- DVD cover
- Directed by: Keith Samples
- Written by: Glenn Hobart; Andy Hurst; Ross Helford;
- Produced by: Marc Bienstock
- Starring: Kristen Miller; Allison Lange; Tad Babcock; Francois Giroday; Rif Hutton; Brooke Burns;
- Cinematography: Thomas M. Harting
- Edited by: Peter Devaney Flanagan
- Music by: Steven Stern
- Production companies: Destination Films; Third Street Pictures;
- Distributed by: Sony Pictures Home Entertainment
- Release date: October 25, 2005 (United States);
- Running time: 91 minutes
- Country: United States
- Language: English

= Single White Female 2: The Psycho =

Single White Female 2: The Psycho is a 2005 American direct-to-video psychological thriller film, a sequel to the 1992 film Single White Female and the second installment in the Single White Female film series. Directed by Keith Samples, it stars Kristen Miller, Allison Lange and Brooke Burns. Single White Female 2: The Psycho was released by Sony Pictures Home Entertainment on October 25, 2005. It was universally panned by critics.

==Plot==
In New York, PR colleagues and roommates Holly Parker and Jan Lambert are disputing a promotion in their agency. The unethical Jan deceives Holly and sends her to Chicago. Meanwhile, she seduces Holly's boyfriend David Kray, in the opening of a fancy restaurant he owns, and they have a one-night stand. When Holly arrives back home, she finds out David cheated on her with Jan, and decides to move into a new apartment. She schedules a meeting with the needy Tess Kositch and they become roommates and friends. When Tess cuts and dyes her hair identically to Holly's, she sees that her new roommate is obsessed with her. When Holly follows Tess to an underground nightclub called "Sin", she realizes that the girl is deranged. But Tess wants to be her friend and put Holly out of her misery by eliminating her former bad friends.

==Cast==
- Kristen Miller as Holly Parker
  - Courtney Taylor Burness as young Holly
- Allison Lange as Tess Kositch
- Brooke Burns as Jan Lambert
- Todd Babcock as David Kray
- Francois Giroday as Leonard Ripken
- Tracey McCall as Lacey
- Rif Hutton as Detective Rousch
- Kyme as Doctor
- James Madio as Sam
- Gary Riotto as Wade

==Critical response==
Critical reception for Single White Female 2: The Psycho has been predominantly negative. David Nusair of Reel Film Reviews panned the movie heavily and described it as "bad, incompetently made and with virtually no redeeming qualities." DVD Talk was also heavily critical of all aspects of the film, especially its title, and commented "Single White Female 2: The Psycho? Is that the title? Did I miss something?

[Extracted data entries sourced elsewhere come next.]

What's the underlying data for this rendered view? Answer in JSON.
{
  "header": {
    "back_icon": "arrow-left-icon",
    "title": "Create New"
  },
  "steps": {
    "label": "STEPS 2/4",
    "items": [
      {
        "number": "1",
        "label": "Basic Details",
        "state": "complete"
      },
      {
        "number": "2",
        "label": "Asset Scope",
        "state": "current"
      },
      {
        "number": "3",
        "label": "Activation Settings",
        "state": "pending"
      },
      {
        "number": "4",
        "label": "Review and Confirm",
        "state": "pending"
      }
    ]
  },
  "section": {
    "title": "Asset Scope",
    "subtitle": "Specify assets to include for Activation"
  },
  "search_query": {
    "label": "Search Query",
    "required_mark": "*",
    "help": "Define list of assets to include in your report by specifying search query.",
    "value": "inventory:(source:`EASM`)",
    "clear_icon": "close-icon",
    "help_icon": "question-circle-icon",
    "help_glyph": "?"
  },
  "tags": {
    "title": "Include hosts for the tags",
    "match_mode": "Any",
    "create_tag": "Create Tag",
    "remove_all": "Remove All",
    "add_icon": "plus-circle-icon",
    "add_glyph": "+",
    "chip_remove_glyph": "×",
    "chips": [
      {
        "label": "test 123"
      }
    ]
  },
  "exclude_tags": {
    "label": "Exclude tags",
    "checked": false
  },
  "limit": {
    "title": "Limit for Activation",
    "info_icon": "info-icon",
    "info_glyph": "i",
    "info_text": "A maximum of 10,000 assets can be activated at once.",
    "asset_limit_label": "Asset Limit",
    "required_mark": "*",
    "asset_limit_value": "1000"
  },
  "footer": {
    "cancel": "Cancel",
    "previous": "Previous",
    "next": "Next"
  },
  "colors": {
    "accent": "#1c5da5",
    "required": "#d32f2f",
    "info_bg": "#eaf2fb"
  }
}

In the original Single White Female, did Jennifer Jason Leigh not play a psycho? Or maybe there was a Single White Female 1.5 in which all the pretty roommates did nothing but drink tea and give each other perms." DVD Verdict also panned the film and advised any potential viewers to avoid the movie as it was "the original movie minus all of the good stuff".